Les nouveaux gilets pare-balles déployés par l’État provoquent un vif mécontentement chez les forces de l’ordre, dénonçant leur poids, leur rigidité et leur incompatibilité avec le matériel existant.

Des gilets censés protéger… mais qui compliquent le travail des policiers
Un contrat public de plus de 32 millions d’euros prévoyait la fourniture de 100 000 nouveaux gilets pare-balles individuels (GPBI) aux policiers, gendarmes, douaniers et surveillants pénitentiaires. Présentés comme une avancée majeure en matière de protection – avec une couverture latérale renforcée et une résistance accrue aux attaques au couteau – ces équipements suscitent aujourd’hui une véritable fronde dans les rangs policiers.
Les premières livraisons, entamées en janvier 2025, ont très vite révélé de graves dysfonctionnements, relate Valeurs actuelles.
Incompatibilité avec les équipements en service : une erreur de conception majeure
Le nouveau gilet n’est pas compatible avec les housses modulaires tactiques utilisées depuis plus de dix ans. Ces housses sont pourtant indispensables pour y insérer plaques balistiques, lampes, radios ou chargeurs. Sans elles, l’équipement devient quasi inutilisable en intervention.
« C’est comme si on commandait des chaussures et qu’on ne recevait que le pied gauche ! » dénonce un policier francilien.

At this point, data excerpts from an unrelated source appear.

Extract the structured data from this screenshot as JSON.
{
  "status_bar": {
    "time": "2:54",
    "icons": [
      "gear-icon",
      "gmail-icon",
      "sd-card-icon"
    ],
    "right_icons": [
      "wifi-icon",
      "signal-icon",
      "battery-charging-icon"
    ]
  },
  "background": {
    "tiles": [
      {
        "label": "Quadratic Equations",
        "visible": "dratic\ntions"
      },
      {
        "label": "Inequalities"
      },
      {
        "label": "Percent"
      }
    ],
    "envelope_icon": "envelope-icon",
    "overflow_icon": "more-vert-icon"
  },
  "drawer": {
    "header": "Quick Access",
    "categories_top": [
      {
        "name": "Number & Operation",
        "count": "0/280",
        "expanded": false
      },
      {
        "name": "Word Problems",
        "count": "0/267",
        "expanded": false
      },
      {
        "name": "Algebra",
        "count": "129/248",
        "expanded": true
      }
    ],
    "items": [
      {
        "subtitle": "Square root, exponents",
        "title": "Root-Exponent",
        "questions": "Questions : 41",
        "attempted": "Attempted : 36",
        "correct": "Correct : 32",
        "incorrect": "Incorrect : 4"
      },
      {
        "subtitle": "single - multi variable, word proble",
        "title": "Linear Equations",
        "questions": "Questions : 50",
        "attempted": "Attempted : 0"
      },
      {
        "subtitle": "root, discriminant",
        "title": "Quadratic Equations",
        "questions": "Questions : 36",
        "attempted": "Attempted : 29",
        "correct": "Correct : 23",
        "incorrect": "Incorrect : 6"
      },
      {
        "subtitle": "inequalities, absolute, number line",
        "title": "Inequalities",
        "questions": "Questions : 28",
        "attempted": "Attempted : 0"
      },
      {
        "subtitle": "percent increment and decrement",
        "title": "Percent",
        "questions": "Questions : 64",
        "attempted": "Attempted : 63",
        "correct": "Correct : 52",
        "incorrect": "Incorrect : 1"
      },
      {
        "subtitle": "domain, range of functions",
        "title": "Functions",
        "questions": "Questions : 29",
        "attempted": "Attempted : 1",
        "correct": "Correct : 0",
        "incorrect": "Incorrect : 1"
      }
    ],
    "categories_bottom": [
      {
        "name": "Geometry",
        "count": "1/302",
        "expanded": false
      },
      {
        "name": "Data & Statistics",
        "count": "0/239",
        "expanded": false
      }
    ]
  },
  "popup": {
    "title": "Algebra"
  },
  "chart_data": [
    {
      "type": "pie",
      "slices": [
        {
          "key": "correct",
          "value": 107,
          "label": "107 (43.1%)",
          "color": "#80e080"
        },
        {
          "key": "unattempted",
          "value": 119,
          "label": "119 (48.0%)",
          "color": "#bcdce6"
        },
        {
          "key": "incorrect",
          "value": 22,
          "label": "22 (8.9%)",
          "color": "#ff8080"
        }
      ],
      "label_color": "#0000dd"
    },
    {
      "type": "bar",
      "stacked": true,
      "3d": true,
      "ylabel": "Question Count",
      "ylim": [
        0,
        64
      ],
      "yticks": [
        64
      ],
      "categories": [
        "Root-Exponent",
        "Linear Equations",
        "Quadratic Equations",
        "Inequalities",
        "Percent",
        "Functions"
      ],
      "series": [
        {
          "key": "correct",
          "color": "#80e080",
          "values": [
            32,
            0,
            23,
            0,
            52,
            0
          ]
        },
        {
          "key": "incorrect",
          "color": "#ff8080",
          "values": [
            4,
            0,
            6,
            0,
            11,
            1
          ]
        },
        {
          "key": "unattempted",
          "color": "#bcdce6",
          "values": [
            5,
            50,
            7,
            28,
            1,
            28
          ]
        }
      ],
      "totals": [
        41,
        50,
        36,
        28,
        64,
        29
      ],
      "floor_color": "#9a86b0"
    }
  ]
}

À Rennes, certains agents ont tout simplement refusé de porter le nouveau gilet, le jugeant « inadapté » et « contre-productif ».
Un poids plus lourd, un confort en baisse
Le nouveau GPBI affiche 700 grammes à 1,4 kilo de plus que l’ancien modèle, atteignant jusqu’à 4 kilos. Si ce surpoids est lié à un niveau de protection supérieur, il n’a pas été compensé par une ergonomie adaptée. Les femmes policières signalent une rigidité excessive, avec un gilet qui comprime la poitrine, rendant les longues patrouilles particulièrement pénibles.
« Quand on porte un gilet 12 heures par jour, ce n’est pas un détail », insiste un syndicaliste Un1té.
Livraisons en retard et absence de visibilité
Pour pallier les problèmes d’incompatibilité, le ministère de l’Intérieur a commandé de nouvelles housses modulaires. Leur livraison, attendue à l’été 2025, est toujours en suspens.
« On ne nous communique même plus de calendrier », regrette Emmanuel Cravello, du syndicat Alliance.
Cette situation met en lumière un dysfonctionnement plus large : les ratés de la plateforme Uniforces, chargée depuis 2024 de gérer l’uniforme des forces de l’ordre. Retards, ruptures de stock et manque d’anticipation sont régulièrement dénoncés.
Une priorité donnée aux écoles, au détriment du terrain
Selon les syndicats, les nouveaux équipements sont d’abord attribués aux élèves sortant des écoles de police, laissant les unités opérationnelles sans matériel adapté.
Face à la pénurie, les policiers doivent improviser :
« On se prête des uniformes, on en achète à nos frais. Voilà où en est la police nationale », conclut un représentant syndical.
Un malaise profond dans les rangs
Loin d’être un simple problème logistique, cette affaire illustre une perte de confiance croissante des forces de l’ordre envers leur hiérarchie et l’État, alors que 23 policiers et gendarmes sont blessés chaque jour en France dans l’exercice de leur mission.